|Title:||Space solar power : SPS-Alpha LEO prototype demonstration mission design|
|Authors:||Sarah Blyde, Author|
|Material Type:||ISU Individual Project|
|Publisher:||Illkirch-Graffenstaden (France) : International Space University, 2020|
|Size:||1 online resource (41 p.) / col. ill.|
|Bibliography note:||Includes bibliographical references|
Space solar power (SSP) is a potential solution for sustainably and reliably meeting the worlds growing demand for energy by harnessing energy from the Sun and transmitting this energy via microwaves to receivers on Earth. SSP can provide continuous baseload energy supply, addressing the intermittency issues of current sustainable energy solutions, such as ground-based solar and wind.
Solar Space Technologies (SST) Pty Ltd. has developed a four-phase plan to launch a full-scale SPS-ALPHA (Solar Power Satellite by means of Arbitrarily Large Phased Array). The second phase is the focus of this report and will consist of a SPS-ALPHA prototype launched to low-Earth orbit (LEO) to demonstrate the technology in space.
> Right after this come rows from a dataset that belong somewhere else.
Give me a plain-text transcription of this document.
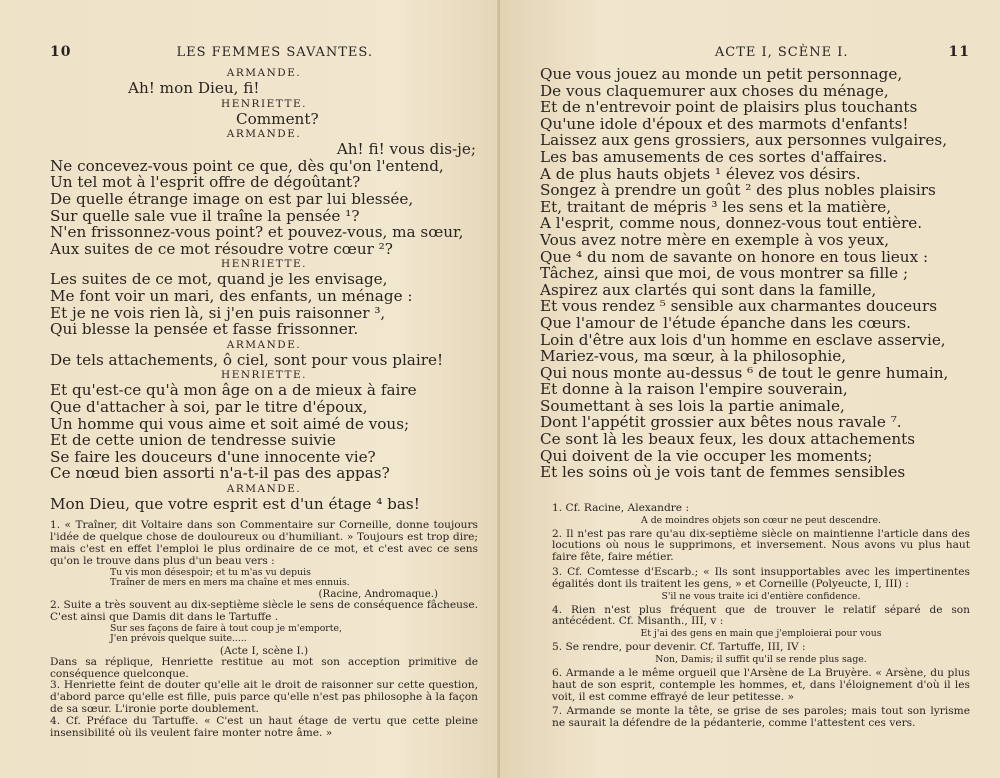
10	LES FEMMES SAVANTES.
ARMANDE.
Ah! mon Dieu, fi!
HENRIETTE.
Comment?
ARMANDE.
Ah! fi! vous dis-je;
Ne concevez-vous point ce que, dès qu'on l'entend,
Un tel mot à l'esprit offre de dégoûtant?
De quelle étrange image on est par lui blessée,
Sur quelle sale vue il traîne la pensée ¹?
N'en frissonnez-vous point? et pouvez-vous, ma sœur,
Aux suites de ce mot résoudre votre cœur ²?
HENRIETTE.
Les suites de ce mot, quand je les envisage,
Me font voir un mari, des enfants, un ménage :
Et je ne vois rien là, si j'en puis raisonner ³,
Qui blesse la pensée et fasse frissonner.
ARMANDE.
De tels attachements, ô ciel, sont pour vous plaire!
HENRIETTE.
Et qu'est-ce qu'à mon âge on a de mieux à faire
Que d'attacher à soi, par le titre d'époux,
Un homme qui vous aime et soit aimé de vous;
Et de cette union de tendresse suivie
Se faire les douceurs d'une innocente vie?
Ce nœud bien assorti n'a-t-il pas des appas?
ARMANDE.
Mon Dieu, que votre esprit est d'un étage ⁴ bas!
1. « Traîner, dit Voltaire dans son Commentaire sur Corneille, donne toujours l'idée de quelque chose de douloureux ou d'humiliant. » Toujours est trop dire; mais c'est en effet l'emploi le plus ordinaire de ce mot, et c'est avec ce sens qu'on le trouve dans plus d'un beau vers :
Tu vis mon désespoir; et tu m'as vu depuis
Traîner de mers en mers ma chaîne et mes ennuis.
(Racine, Andromaque.)
2. Suite a très souvent au dix-septième siècle le sens de conséquence fâcheuse. C'est ainsi que Damis dit dans le Tartuffe .
Sur ses façons de faire à tout coup je m'emporte,
J'en prévois quelque suite.....
(Acte I, scène I.)
Dans sa réplique, Henriette restitue au mot son acception primitive de conséquence quelconque.
3. Henriette feint de douter qu'elle ait le droit de raisonner sur cette question, d'abord parce qu'elle est fille, puis parce qu'elle n'est pas philosophe à la façon de sa sœur. L'ironie porte doublement.
4. Cf. Préface du Tartuffe. « C'est un haut étage de vertu que cette pleine insensibilité où ils veulent faire monter notre âme. »
ACTE I, SCÈNE I.	11
Que vous jouez au monde un petit personnage,
De vous claquemurer aux choses du ménage,
Et de n'entrevoir point de plaisirs plus touchants
Qu'une idole d'époux et des marmots d'enfants!
Laissez aux gens grossiers, aux personnes vulgaires,
Les bas amusements de ces sortes d'affaires.
A de plus hauts objets ¹ élevez vos désirs.
Songez à prendre un goût ² des plus nobles plaisirs
Et, traitant de mépris ³ les sens et la matière,
A l'esprit, comme nous, donnez-vous tout entière.
Vous avez notre mère en exemple à vos yeux,
Que ⁴ du nom de savante on honore en tous lieux :
Tâchez, ainsi que moi, de vous montrer sa fille ;
Aspirez aux clartés qui sont dans la famille,
Et vous rendez ⁵ sensible aux charmantes douceurs
Que l'amour de l'étude épanche dans les cœurs.
Loin d'être aux lois d'un homme en esclave asservie,
Mariez-vous, ma sœur, à la philosophie,
Qui nous monte au-dessus ⁶ de tout le genre humain,
Et donne à la raison l'empire souverain,
Soumettant à ses lois la partie animale,
Dont l'appétit grossier aux bêtes nous ravale ⁷.
Ce sont là les beaux feux, les doux attachements
Qui doivent de la vie occuper les moments;
Et les soins où je vois tant de femmes sensibles
1. Cf. Racine, Alexandre :
A de moindres objets son cœur ne peut descendre.
2. Il n'est pas rare qu'au dix-septième siècle on maintienne l'article dans des locutions où nous le supprimons, et inversement. Nous avons vu plus haut faire fête, faire métier.
3. Cf. Comtesse d'Escarb.; « Ils sont insupportables avec les impertinentes égalités dont ils traitent les gens, » et Corneille (Polyeucte, I, III) :
S'il ne vous traite ici d'entière confidence.
4. Rien n'est plus fréquent que de trouver le relatif séparé de son antécédent. Cf. Misanth., III, v :
Et j'ai des gens en main que j'emploierai pour vous
5. Se rendre, pour devenir. Cf. Tartuffe, III, IV :
Non, Damis; il suffit qu'il se rende plus sage.
6. Armande a le même orgueil que l'Arsène de La Bruyère. « Arsène, du plus haut de son esprit, contemple les hommes, et, dans l'éloignement d'où il les voit, il est comme effrayé de leur petitesse. »
7. Armande se monte la tête, se grise de ses paroles; mais tout son lyrisme ne saurait la défendre de la pédanterie, comme l'attestent ces vers.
This report proposes a preliminary design for the SST Phase II LEO prototype demonstration mission and evaluates its technical and economic feasibility. The proposed windmill prototype design will demonstrate critical technology and systems during a year-long mission costing approximately $169 million. It will be launched into an orbit of 51.6° inclination and 600 kilometers altitude for in-space assembly, function tests and space-to-space wireless power transmission (WPT) tests. The orbit will then be reduced to 450 kilometers to test space-to-ground WPT before the satellite deorbits and the mission concludes.